First, I am not a nuclear engineer, contrary to how more than a few people have referred to me; I am a health physicist. It is the purpose of my field to keep radiation doses as low as reasonably achievable (ALARA, as the acronym goes) for radiation workers and the public. More often than not, this means protecting the radiation sources from people as humans are rather dangerous when we ignorantly play with fire. So, I cannot definitively speak to the quality of the reactor’s construction or it’s current post-earthquake condition, though I’m pretty sure no one builds reactors with a M9.0 quake in mind (certainly not the outbuildings that held the cooling & filtration systems that have been damaged, never mind the rest of the city infrastructure). The job of a health physicist is now to protect the public from an accident that has gone beyond the confines of the reactor. For that, I can say things:
- If you do not live in northern Honshu, you do not have cause for panic. The radiation release from the reactor has been localized to the immediate vicinity. A downwind plume exposure pathway emergency planning zone (~10mi radius) as already been evacuated. A wider 50 mile radius will be drawn for confiscation of foodstuffs to minimize any potential ingestion of radioactive iodine & cesium.
- Please be understanding of the fact that thousands are dead from a tsunami and earthquake with associated services badly disrupted. Terrifying as a nuclear reactor having trouble may seem to you via television/internet report, there are much more lethal and immediate problems than the reactor to the people who are still in the middle of this. Just getting there to help is a logistical nightmare. Contamination can be cleaned up, but people can’t be unkilled. Life saving takes precedence over property & environment.
- Normal operations of a nuclear reactor involves the operation of air and water monitoring stations in the facility itself and area environmental monitors for many miles around. A tsunami is likely to have broken more than few of those, but many more mobile units were rushed to the scene. This is how we are keeping track of what has been/is being released to the surrounding area from the reactor.
- Radioactive materials are being released to the air in the form of radioactive steam and water. Dissolved metals in the water and small particulates are particularly prone to becoming activated and thus radioactive, especially without a functional cooling and filtration loop to clean the water up. The radioactivity is very short lived, in general on the order of minutes to about a week, but rather nasty while it is present.

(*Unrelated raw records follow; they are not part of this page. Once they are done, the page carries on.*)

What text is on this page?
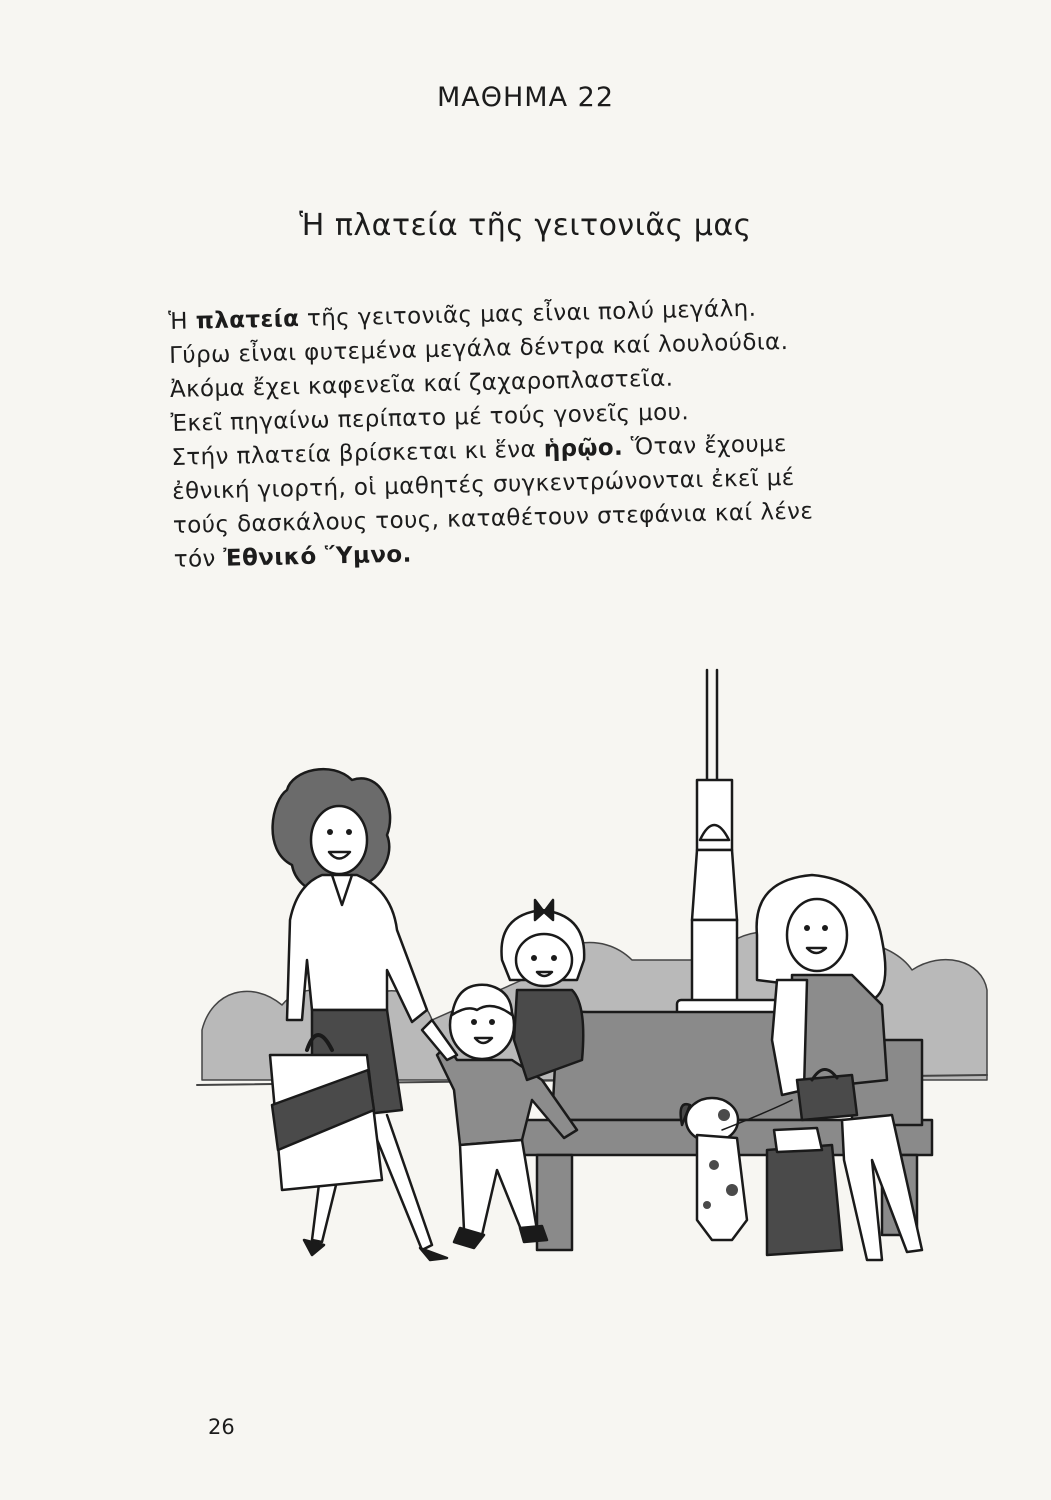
ΜΑΘΗΜΑ 22
Ἡ πλατεία τῆς γειτονιᾶς μας

Ἡ πλατεία τῆς γειτονιᾶς μας εἶναι πολύ μεγάλη.
Γύρω εἶναι φυτεμένα μεγάλα δέντρα καί λουλούδια.
Ἀκόμα ἔχει καφενεῖα καί ζαχαροπλαστεῖα.
Ἐκεῖ πηγαίνω περίπατο μέ τούς γονεῖς μου.
Στήν πλατεία βρίσκεται κι ἕνα ἡρῷο. Ὅταν ἔχουμε
ἐθνική γιορτή, οἱ μαθητές συγκεντρώνονται ἐκεῖ μέ
τούς δασκάλους τους, καταθέτουν στεφάνια καί λένε
τόν Ἐθνικό Ὕμνο.

26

- Reports have indicated the presence of small quantities radioiodine and radiocesium in monitoring. This indicates that some of the nuclear fuel cladding has been damaged due to overheating.
- Unless ordered by a medical professional, DO NOT self-administer prophylactic iodine or Prussian blue treatments to protect against radioiodine & radiocesium uptake. These treatments carry some significant metabolic risks at the body saturating doses necessary to offer protection.

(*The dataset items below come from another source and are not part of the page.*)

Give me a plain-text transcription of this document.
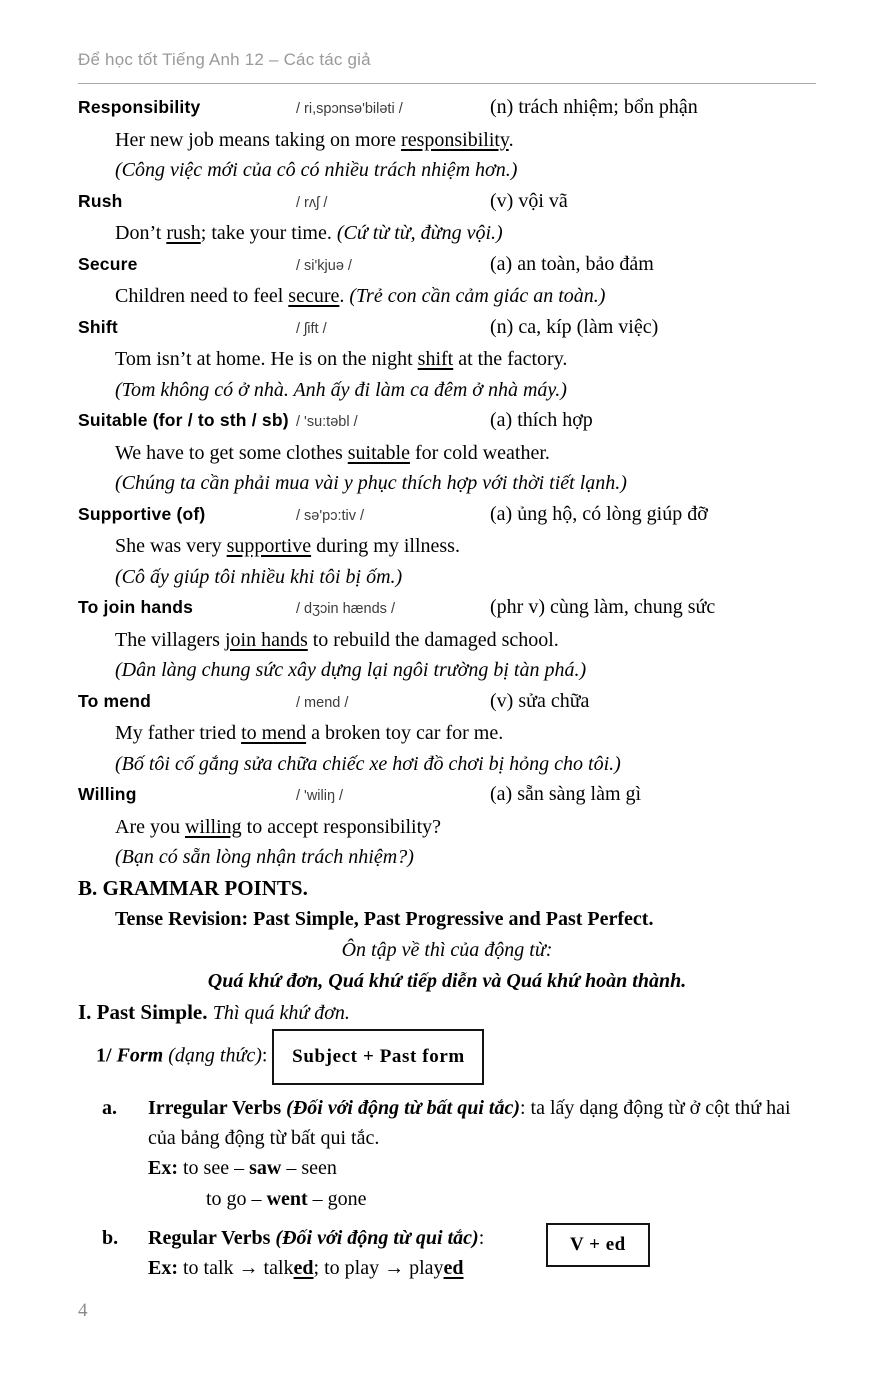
Để học tốt Tiếng Anh 12 – Các tác giả
Responsibility	/ ri,spɔnsə'biləti /	(n) trách nhiệm; bổn phận
Her new job means taking on more responsibility.
(Công việc mới của cô có nhiều trách nhiệm hơn.)
Rush	/ rʌʃ /	(v) vội vã
Don’t rush; take your time. (Cứ từ từ, đừng vội.)
Secure	/ si'kjuə /	(a) an toàn, bảo đảm
Children need to feel secure. (Trẻ con cần cảm giác an toàn.)
Shift	/ ʃift /	(n) ca, kíp (làm việc)
Tom isn’t at home. He is on the night shift at the factory.
(Tom không có ở nhà. Anh ấy đi làm ca đêm ở nhà máy.)
Suitable (for / to sth / sb) / 'su:təbl /	(a) thích hợp
We have to get some clothes suitable for cold weather.
(Chúng ta cần phải mua vài y phục thích hợp với thời tiết lạnh.)
Supportive (of)	/ sə'pɔ:tiv /	(a) ủng hộ, có lòng giúp đỡ
She was very supportive during my illness.
(Cô ấy giúp tôi nhiều khi tôi bị ốm.)
To join hands	/ dʒɔin hænds /	(phr v) cùng làm, chung sức
The villagers join hands to rebuild the damaged school.
(Dân làng chung sức xây dựng lại ngôi trường bị tàn phá.)
To mend	/ mend /	(v) sửa chữa
My father tried to mend a broken toy car for me.
(Bố tôi cố gắng sửa chữa chiếc xe hơi đồ chơi bị hỏng cho tôi.)
Willing	/ 'wiliŋ /	(a) sẵn sàng làm gì
Are you willing to accept responsibility?
(Bạn có sẵn lòng nhận trách nhiệm?)
B. GRAMMAR POINTS.
Tense Revision: Past Simple, Past Progressive and Past Perfect.
Ôn tập về thì của động từ:
Quá khứ đơn, Quá khứ tiếp diễn và Quá khứ hoàn thành.
I. Past Simple. Thì quá khứ đơn.
1/ Form (dạng thức): Subject + Past form
a. Irregular Verbs (Đối với động từ bất qui tắc): ta lấy dạng động từ ở cột thứ hai của bảng động từ bất qui tắc.
Ex: to see – saw – seen
to go – went – gone
b. Regular Verbs (Đối với động từ qui tắc):
Ex: to talk → talked; to play → played
V + ed
4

- Please don’t mob the health professionals. They are badly outnumbered and doing their best. People with burns and crush injuries take precedence over potential radioactive materials uptake every time. Your latency for cancer is 40 years; their latency for a crushed arm may only be minutes. Do not be upset when they press-gang you for assistance at the triage station rather than treat you like victim, because you are still ambulatory and capable.
- The symptoms of acute radiation sickness (ARS) begin with vomiting. There’s an awful lot of things that may cause vomiting in a disaster situation like this, not the least of which is stress and psychosomatic response. At this point we will segregate you and watch for further advancement of symptoms. At present, only one person who has presented with symptoms that has had an actual radioactive materials uptake; his dose was less the 1/10th the what is normally associated with associated with ARS.

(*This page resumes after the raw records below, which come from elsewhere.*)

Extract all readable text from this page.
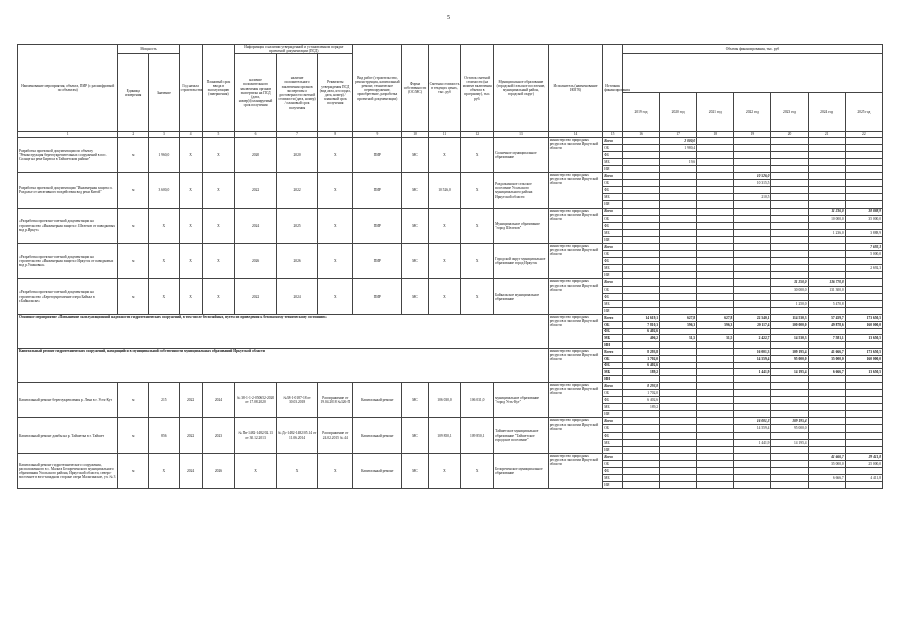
5
Наименование мероприятия, объекта, ПИР (с расшифровкой по объектам)	Мощность		Год начала строительства	Плановый срок ввода в эксплуатацию (завершения)	Информация о наличии утвержденной и установленном порядке проектной документации (ПСД)			Вид работ (строительство, реконструкция, капитальный ремонт, техническое перевооружение, приобретение, разработка проектной документации)	Форма собственности (ОС/МС)	Сметная стоимость в текущих ценах, тыс. руб	Остаток сметной стоимости (на момент включения объекта в программу), тыс. руб.	Муниципальное образование (городской/сельское поселение, муниципальный район, городской округ)	Исполнитель (наименование ИОГВ)	Источник финансирования	Объемы финансирования, тыс. руб						
	Единица измерения	Значение			наличие положительного заключения органов экспертизы на ПСД (дата, номер)/(планируемый срок получения	наличие положительного заключения органов экспертизы о достоверности сметной стоимости (дата, номер) / плановый срок получения	Реквизиты утверждения ПСД (вид акта, кто издал, дата, номер) / плановый срок получения														
															2019 год	2020 год	2021 год	2022 год	2023 год	2024 год	2025 год
1	2	3	4	5	6	7	8	9	10	11	12	13	14	15	16	17	18	19	20	21	22
Разработка проектной документации по объекту "Реконструкция берегоукрепительных сооружений в пос. Солнце на реке Бирюса в Тайшетском районе"	м	1 960,0	Х	Х	2020	2020	Х	ПИР	МС	Х	Х	Солнечное муниципальное образование	министерство природных ресурсов и экологии Иркутской области	Всего		2 000,0					
														ОБ		1 980,4					
														ФБ							
														МБ		19,6					
														ИИ							
Разработка проектной документации "Инженерная защита п. Раздолье от негативного воздействия вод реки Китой"	м	3 600,0	Х	Х	2022	2022	Х	ПИР	МС	10 526,0	Х	Раздольинское сельское поселение Усольского муниципального района Иркутской области	министерство природных ресурсов и экологии Иркутской области	Всего				10 526,0			
														ОБ				10 315,5			
														ФБ							
														МБ				210,5			
														ИИ							
«Разработка проектно-сметной документации на строительство «Инженерная защита г. Шелехов от паводковых вод р.Иркут»	м	Х	Х	Х	2024	2025	Х	ПИР	МС	Х	Х	Муниципальное образование "город Шелехов"	министерство природных ресурсов и экологии Иркутской области	Всего						11 236,0	38 888,9
														ОБ						10 000,0	35 000,0
														ФБ							
														МБ						1 236,0	3 888,9
														ИИ							
«Разработка проектно-сметной документации на строительство «Инженерная защита г.Иркутск от паводковых вод р.Ушаковка»	м	Х	Х	Х	2026	2026	Х	ПИР	МС	Х	Х	Городской округ муниципальное образование город Иркутск	министерство природных ресурсов и экологии Иркутской области	Всего							7 692,3
														ОБ							5 000,0
														ФБ							
														МБ							2 692,3
														ИИ							
«Разработка проектно-сметной документации на строительство «Берегоукрепление озера Байкал в г.Байкальске»	м	Х	Х	Х	2022	2024	Х	ПИР	МС	Х	Х	Байкальское муниципальное образование	министерство природных ресурсов и экологии Иркутской области	Всего					31 250,0	136 770,8	
														ОБ					30 000,0	131 300,0	
														ФБ							
														МБ					1 250,0	5 470,8	
														ИИ							
Основное мероприятие «Повышение эксплуатационной надежности гидротехнических сооружений, в том числе бесхозяйных, путем их приведения к безопасному техническому состоянию»													министерство природных ресурсов и экологии Иркутской области	Всего	14 619,1	627,8	627,8	22 540,1	114 530,3	57 459,7	173 650,5
														ОБ	7 810,3	596,3	596,3	20 117,4	100 000,0	49 878,6	160 000,0
														ФБ	6 402,6						
														МБ	406,2	31,5	31,5	2 422,7	14 530,3	7 581,1	13 650,5
														ИИ							
Капитальный ремонт гидротехнических сооружений, находящийся в муниципальной собственности муниципальных образований Иркутской области													министерство природных ресурсов и экологии Иркутской области	Всего	8 293,8			16 001,3	109 195,4	41 666,7	173 650,5
														ОБ	1 702,0			14 559,4	95 000,0	35 000,0	160 000,0
														ФБ	6 402,6						
														МБ	189,2			1 441,9	14 195,4	6 666,7	13 650,5
														ИИ							
Капитальный ремонт берегоукрепления р. Лена в г. Усть-Кут	м	215	2022	2024	№ 38-1-1-2-050652-2020 от 17.08.2020	№38-1-0187-18 от 30.03.2018	Распоряжение от 19.04.2018 №326-П	Капитальный ремонт	МС	106 030,0	106 031,0	муниципальное образование "город Усть-Кут"	министерство природных ресурсов и экологии Иркутской области	Всего	8 293,8						
														ОБ	1 702,0						
														ФБ	6 402,6						
														МБ	189,2						
														ИИ							
Капитальный ремонт дамбы на р. Тайшетка в г. Тайшет	м	856	2022	2023	№ Пв-1482-1482/02.13 от 30.12.2013	№ Дс-1482-1482/05.14 от 11.06.2014	Распоряжение от 24.02.2015 № 44	Капитальный ремонт	МС	109 850,1	109 850,1	Тайшетское муниципальное образование "Тайшетское городское поселение"	министерство природных ресурсов и экологии Иркутской области	Всего				16 001,3	109 195,4		
														ОБ				14 559,4	95 000,0		
														ФБ							
														МБ				1 441,9	14 195,4		
														ИИ							
Капитальный ремонт гидротехнического сооружения, расположенного в с. Мальта Белореченского муниципального образования Усольского района, Иркутской области, северо-восточнее в юго-западном стороне озера Мальтинское, уч. № 3	м	Х	2024	2026	Х	Х	Х	Капитальный ремонт	МС	Х	Х	Белореченское муниципальное образование	министерство природных ресурсов и экологии Иркутской области	Всего						41 666,7	29 411,8
														ОБ						35 000,0	25 000,0
														ФБ							
														МБ						6 666,7	4 411,8
														ИИ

If you want to help with all of this, please, instead of buying a Stein of Science or Black Blood of the Earth go donate to the Red Cross. You will do far more good than staring at the TV with growing panic. Several colleagues I rather respect are already on their way to Japan to help with the reactor problems and I wish them the best. As endless a supply of caffeine as I can make is going with them.
I also recommend watching for announcements to come through the International Atomic Energy Agency, American Nuclear Society, and World Nuclear News.